Media and mis-reporting/incomplete reporting      

Most of the reading public, including me, believe that the news items they read, hear and see on print and electronic media are the only and only truth, since they, most of the time, do not have the direct access to the items reported. How many of us are on news? Very selected few who are either famous or unfortunate or for someone after his/her death/murder. As per the experience I have, there are always one or two mistakes in the reporting wherever my name or events associated with me are printed in the local dailies. Sometimes it is about wrong name of my organization, about the very agenda of the meeting or function, and sometimes it is about my designation itself. This might be true for others too, I am sure. Then question arises, how far the news paper items can be taken as the only and only truth?

To give you an example of mis-reporting, the People’s Chronicle described me as ‘former SDO Moirang Ksh Imokanta’. This is a news to me. Yes, the name is exactly mine since there are few such name in this entire world. But sorry I am not either former or present or future SDO of Moirang. People who do not know me might think that I am actually the ‘former SDO of Moirang’.

One other issue is the incomplete reporting of an event which may mean not giving the entire picture but only the gist, opening the item to the wild imagination and interpretation of the reading public. This was exactly the case when the People’s Chronicle again did not give the back ground story of how the money was encashed.
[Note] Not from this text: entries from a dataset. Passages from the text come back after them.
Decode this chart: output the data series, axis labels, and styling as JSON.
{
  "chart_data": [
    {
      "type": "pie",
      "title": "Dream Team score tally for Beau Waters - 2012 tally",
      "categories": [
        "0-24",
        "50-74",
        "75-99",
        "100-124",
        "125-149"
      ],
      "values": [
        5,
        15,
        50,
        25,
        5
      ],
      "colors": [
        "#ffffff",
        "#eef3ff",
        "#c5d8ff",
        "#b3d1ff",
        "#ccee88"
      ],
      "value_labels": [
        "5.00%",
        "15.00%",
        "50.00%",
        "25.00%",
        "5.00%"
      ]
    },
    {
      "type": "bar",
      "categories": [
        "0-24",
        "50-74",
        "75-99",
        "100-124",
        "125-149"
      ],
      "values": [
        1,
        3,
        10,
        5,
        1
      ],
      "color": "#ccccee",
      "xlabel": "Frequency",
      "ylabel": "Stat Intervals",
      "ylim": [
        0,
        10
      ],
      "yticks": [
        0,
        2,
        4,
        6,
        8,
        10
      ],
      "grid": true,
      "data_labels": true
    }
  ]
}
Instead it banked on the very derogatory term ‘fraudulently’ (I refuse to call myself a ‘fraud’) to explain the contents of the report. The Imphal Free Press was reasonably better off when it said, ‘The officers were found involved in awarding sanction orders by splitting up the fund under plan, encashment of bills, passing the bills in violation of the finance departments’ ban order on encashment of bills’. If the latter could cite the reason, then why the former could not do the same? Were there multiple sources of the information or were there some hidden agenda? I would not know. This is when I begin to believe when someone says ‘I have been misquoted by the media’. My proposition would be that the media houses, whether privately owned or publicly owned, should invariably have subject specific correspondents, say on government proceedings, finance, economy, social issues, environment etc. This will make them more creditable and would serve as the fodder (or bread or chak as you wish) for their commercial life span.
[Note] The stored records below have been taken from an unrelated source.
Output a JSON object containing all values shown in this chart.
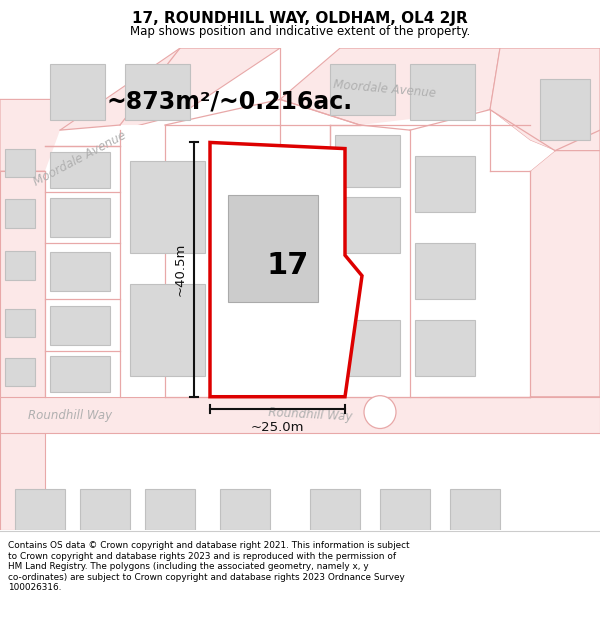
{
  "title": "17, ROUNDHILL WAY, OLDHAM, OL4 2JR",
  "subtitle": "Map shows position and indicative extent of the property.",
  "footer": "Contains OS data © Crown copyright and database right 2021. This information is subject\nto Crown copyright and database rights 2023 and is reproduced with the permission of\nHM Land Registry. The polygons (including the associated geometry, namely x, y\nco-ordinates) are subject to Crown copyright and database rights 2023 Ordnance Survey\n100026316.",
  "area_label": "~873m²/~0.216ac.",
  "house_number": "17",
  "dim_width": "~25.0m",
  "dim_height": "~40.5m",
  "street_roundhill_left": "Roundhill Way",
  "street_roundhill_center": "Roundhill Way",
  "street_moordale_left": "Moordale Avenue",
  "street_moordale_right": "Moordale Avenue",
  "map_bg": "#ffffff",
  "road_line_color": "#e8a8a8",
  "road_fill_color": "#fce8e8",
  "building_fill": "#d8d8d8",
  "building_edge": "#c0c0c0",
  "highlight_fill": "#ffffff",
  "highlight_edge": "#dd0000",
  "highlight_lw": 2.5,
  "inner_building_fill": "#cccccc",
  "inner_building_edge": "#aaaaaa",
  "dim_color": "#111111",
  "street_color": "#b0b0b0",
  "title_fontsize": 11,
  "subtitle_fontsize": 8.5,
  "footer_fontsize": 6.4,
  "area_fontsize": 17,
  "house_fontsize": 22,
  "street_fontsize": 8.5,
  "dim_fontsize": 9.5
}
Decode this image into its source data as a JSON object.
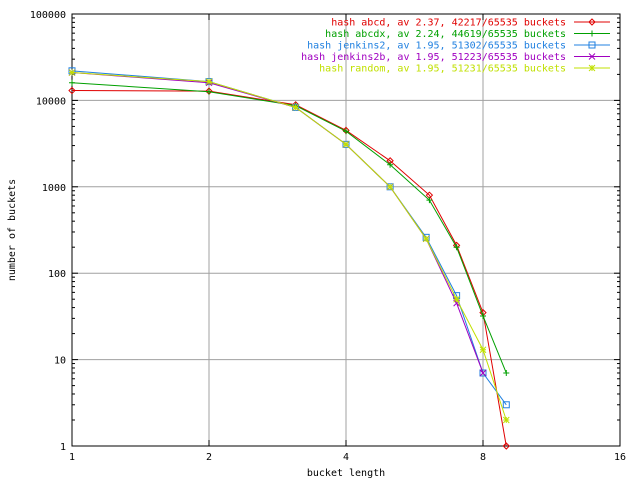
{
  "chart_data": {
    "type": "line",
    "xlabel": "bucket length",
    "ylabel": "number of buckets",
    "x_scale": "log2",
    "y_scale": "log10",
    "xlim": [
      1,
      16
    ],
    "ylim": [
      1,
      100000
    ],
    "grid": true,
    "legend_placement": "top-right",
    "x_ticks": [
      {
        "value": 1,
        "label": "1"
      },
      {
        "value": 2,
        "label": "2"
      },
      {
        "value": 4,
        "label": "4"
      },
      {
        "value": 8,
        "label": "8"
      },
      {
        "value": 16,
        "label": "16"
      }
    ],
    "y_ticks": [
      {
        "value": 1,
        "label": "1"
      },
      {
        "value": 10,
        "label": "10"
      },
      {
        "value": 100,
        "label": "100"
      },
      {
        "value": 1000,
        "label": "1000"
      },
      {
        "value": 10000,
        "label": "10000"
      },
      {
        "value": 100000,
        "label": "100000"
      }
    ],
    "series": [
      {
        "name": "hash abcd, av 2.37, 42217/65535 buckets",
        "color": "#e00000",
        "marker": "diamond",
        "x": [
          1,
          2,
          3.1,
          4,
          5,
          6.1,
          7,
          8,
          9
        ],
        "y": [
          13000,
          12800,
          8900,
          4500,
          2000,
          800,
          210,
          35,
          1
        ]
      },
      {
        "name": "hash abcdx, av 2.24, 44619/65535 buckets",
        "color": "#00a000",
        "marker": "plus",
        "x": [
          1,
          2,
          3.1,
          4,
          5,
          6.1,
          7,
          8,
          9
        ],
        "y": [
          16000,
          12600,
          8700,
          4400,
          1800,
          700,
          200,
          32,
          7
        ]
      },
      {
        "name": "hash jenkins2, av 1.95, 51302/65535 buckets",
        "color": "#2080e0",
        "marker": "square",
        "x": [
          1,
          2,
          3.1,
          4,
          5,
          6,
          7,
          8,
          9
        ],
        "y": [
          22000,
          16500,
          8300,
          3100,
          1000,
          260,
          55,
          7,
          3
        ]
      },
      {
        "name": "hash jenkins2b, av 1.95, 51223/65535 buckets",
        "color": "#a000c0",
        "marker": "cross",
        "x": [
          1,
          2,
          3.1,
          4,
          5,
          6,
          7,
          8
        ],
        "y": [
          21000,
          16000,
          8300,
          3100,
          1000,
          250,
          45,
          7
        ]
      },
      {
        "name": "hash random, av 1.95, 51231/65535 buckets",
        "color": "#c0e000",
        "marker": "star",
        "x": [
          1,
          2,
          3.1,
          4,
          5,
          6,
          7,
          8,
          9
        ],
        "y": [
          21000,
          16500,
          8300,
          3100,
          1000,
          250,
          50,
          13,
          2
        ]
      }
    ]
  }
}
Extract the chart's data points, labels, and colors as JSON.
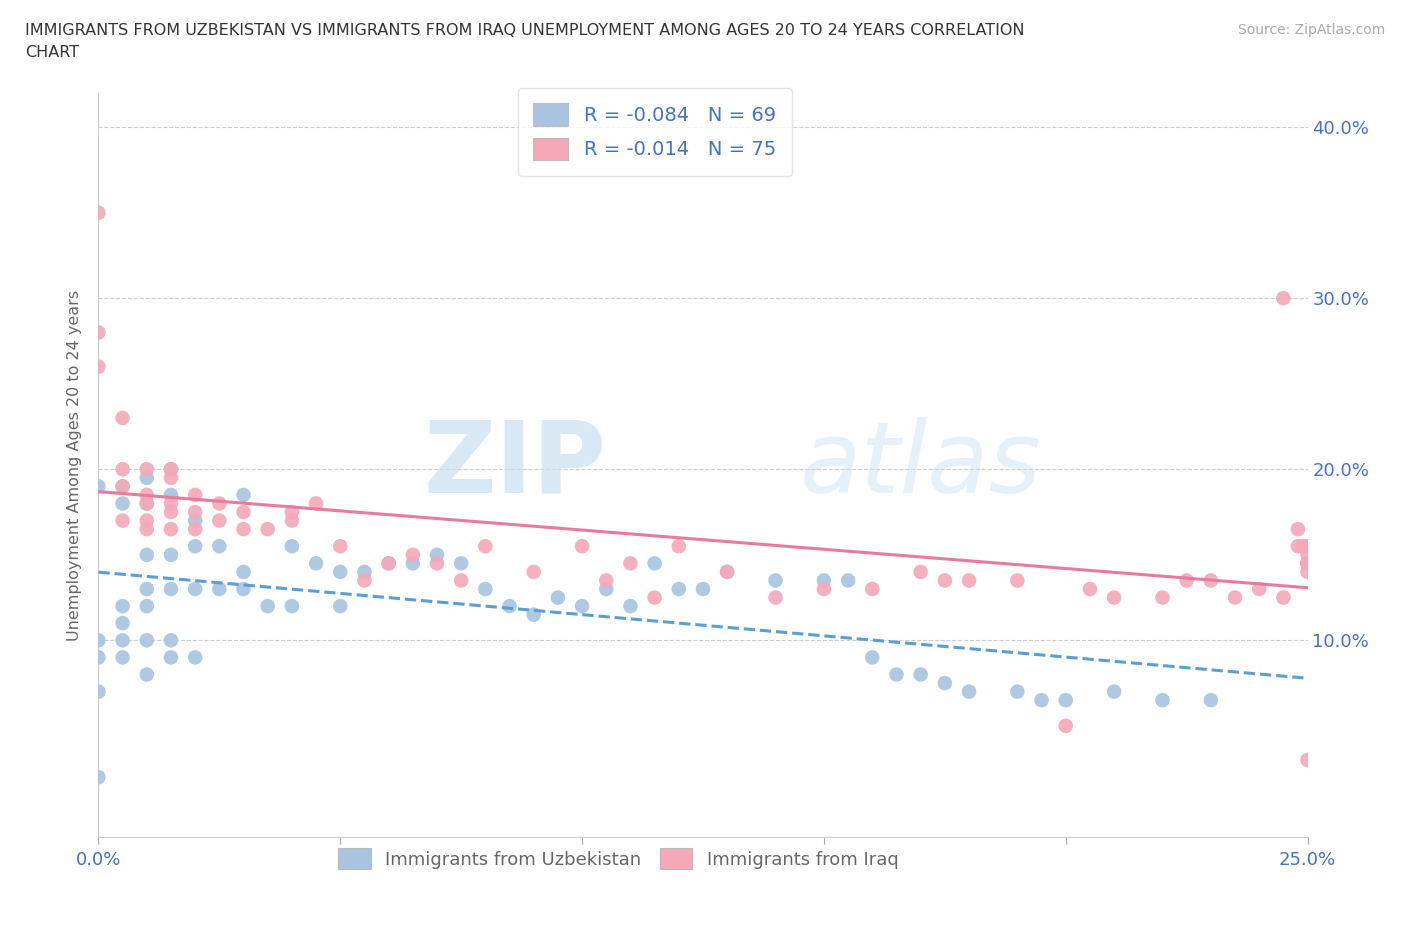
{
  "title_line1": "IMMIGRANTS FROM UZBEKISTAN VS IMMIGRANTS FROM IRAQ UNEMPLOYMENT AMONG AGES 20 TO 24 YEARS CORRELATION",
  "title_line2": "CHART",
  "source": "Source: ZipAtlas.com",
  "ylabel": "Unemployment Among Ages 20 to 24 years",
  "xlim": [
    0.0,
    0.25
  ],
  "ylim": [
    -0.015,
    0.42
  ],
  "right_ytick_labels": [
    "10.0%",
    "20.0%",
    "30.0%",
    "40.0%"
  ],
  "right_ytick_positions": [
    0.1,
    0.2,
    0.3,
    0.4
  ],
  "color_uzbekistan": "#a8c4e0",
  "color_iraq": "#f4a8b8",
  "trendline_uzbekistan_color": "#5a9fd4",
  "trendline_iraq_color": "#e87a9f",
  "watermark_zip": "ZIP",
  "watermark_atlas": "atlas",
  "watermark_color": "#d0e4f5",
  "uzbekistan_x": [
    0.0,
    0.0,
    0.0,
    0.0,
    0.0,
    0.005,
    0.005,
    0.005,
    0.005,
    0.005,
    0.005,
    0.01,
    0.01,
    0.01,
    0.01,
    0.01,
    0.01,
    0.01,
    0.015,
    0.015,
    0.015,
    0.015,
    0.015,
    0.015,
    0.02,
    0.02,
    0.02,
    0.02,
    0.025,
    0.025,
    0.03,
    0.03,
    0.03,
    0.035,
    0.04,
    0.04,
    0.045,
    0.05,
    0.05,
    0.055,
    0.06,
    0.065,
    0.07,
    0.075,
    0.08,
    0.085,
    0.09,
    0.095,
    0.1,
    0.105,
    0.11,
    0.115,
    0.12,
    0.125,
    0.13,
    0.14,
    0.15,
    0.155,
    0.16,
    0.165,
    0.17,
    0.175,
    0.18,
    0.19,
    0.195,
    0.2,
    0.21,
    0.22,
    0.23
  ],
  "uzbekistan_y": [
    0.19,
    0.1,
    0.09,
    0.07,
    0.02,
    0.19,
    0.18,
    0.12,
    0.11,
    0.1,
    0.09,
    0.195,
    0.18,
    0.15,
    0.13,
    0.12,
    0.1,
    0.08,
    0.2,
    0.185,
    0.15,
    0.13,
    0.1,
    0.09,
    0.17,
    0.155,
    0.13,
    0.09,
    0.155,
    0.13,
    0.185,
    0.14,
    0.13,
    0.12,
    0.155,
    0.12,
    0.145,
    0.14,
    0.12,
    0.14,
    0.145,
    0.145,
    0.15,
    0.145,
    0.13,
    0.12,
    0.115,
    0.125,
    0.12,
    0.13,
    0.12,
    0.145,
    0.13,
    0.13,
    0.14,
    0.135,
    0.135,
    0.135,
    0.09,
    0.08,
    0.08,
    0.075,
    0.07,
    0.07,
    0.065,
    0.065,
    0.07,
    0.065,
    0.065
  ],
  "iraq_x": [
    0.0,
    0.0,
    0.0,
    0.005,
    0.005,
    0.005,
    0.005,
    0.01,
    0.01,
    0.01,
    0.01,
    0.01,
    0.015,
    0.015,
    0.015,
    0.015,
    0.015,
    0.02,
    0.02,
    0.02,
    0.025,
    0.025,
    0.03,
    0.03,
    0.035,
    0.04,
    0.04,
    0.045,
    0.05,
    0.055,
    0.06,
    0.065,
    0.07,
    0.075,
    0.08,
    0.09,
    0.1,
    0.105,
    0.11,
    0.115,
    0.12,
    0.13,
    0.14,
    0.15,
    0.16,
    0.17,
    0.175,
    0.18,
    0.19,
    0.2,
    0.205,
    0.21,
    0.22,
    0.225,
    0.23,
    0.235,
    0.24,
    0.245,
    0.245,
    0.248,
    0.248,
    0.249,
    0.25,
    0.25,
    0.25,
    0.25,
    0.25,
    0.25,
    0.25,
    0.25,
    0.25,
    0.25,
    0.25
  ],
  "iraq_y": [
    0.35,
    0.26,
    0.28,
    0.23,
    0.2,
    0.19,
    0.17,
    0.2,
    0.185,
    0.18,
    0.17,
    0.165,
    0.2,
    0.195,
    0.18,
    0.175,
    0.165,
    0.185,
    0.175,
    0.165,
    0.18,
    0.17,
    0.175,
    0.165,
    0.165,
    0.175,
    0.17,
    0.18,
    0.155,
    0.135,
    0.145,
    0.15,
    0.145,
    0.135,
    0.155,
    0.14,
    0.155,
    0.135,
    0.145,
    0.125,
    0.155,
    0.14,
    0.125,
    0.13,
    0.13,
    0.14,
    0.135,
    0.135,
    0.135,
    0.05,
    0.13,
    0.125,
    0.125,
    0.135,
    0.135,
    0.125,
    0.13,
    0.125,
    0.3,
    0.155,
    0.165,
    0.155,
    0.155,
    0.145,
    0.145,
    0.155,
    0.155,
    0.145,
    0.15,
    0.145,
    0.145,
    0.03,
    0.14
  ]
}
Media as we all know is very powerful and sometimes I feel that this is ‘the only powerful’. I need not deliberate on its role. It can make or break anything, literally. But it needs to remind itself time and again, ‘with great power comes great responsibility’, to borrow a quote from the Spiderman movie. So it is responsible to itself and, most important of all, to the public.   
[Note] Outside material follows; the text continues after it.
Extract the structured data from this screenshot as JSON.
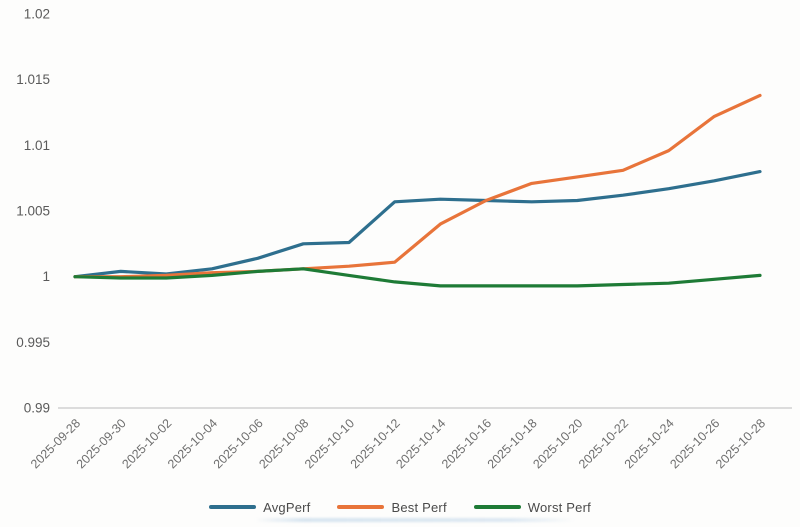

This ‘sengdokchaba’ in the form of an article is aimed at clarifying the fact that I am not double standard. I have been writing and commenting on various social issues of my interest, since I am also a student of Sociology. If I did not give a clarification on that very news item I would not have the courage to write on social issues and reading public might think that I am double standard, connecting me always with that news item. Now that you have read and known the fact, I might continue writing, at least to tease my faculty. It will be appreciable if the reading public get to know of this ‘sengdokchaba’ before the five days’ media lull during the Yaoshang festival, since the government, society, universities, colleges, mountains, rivers, lakes etc. do not seem to or do not exist when the media is on recess. You see the power of media!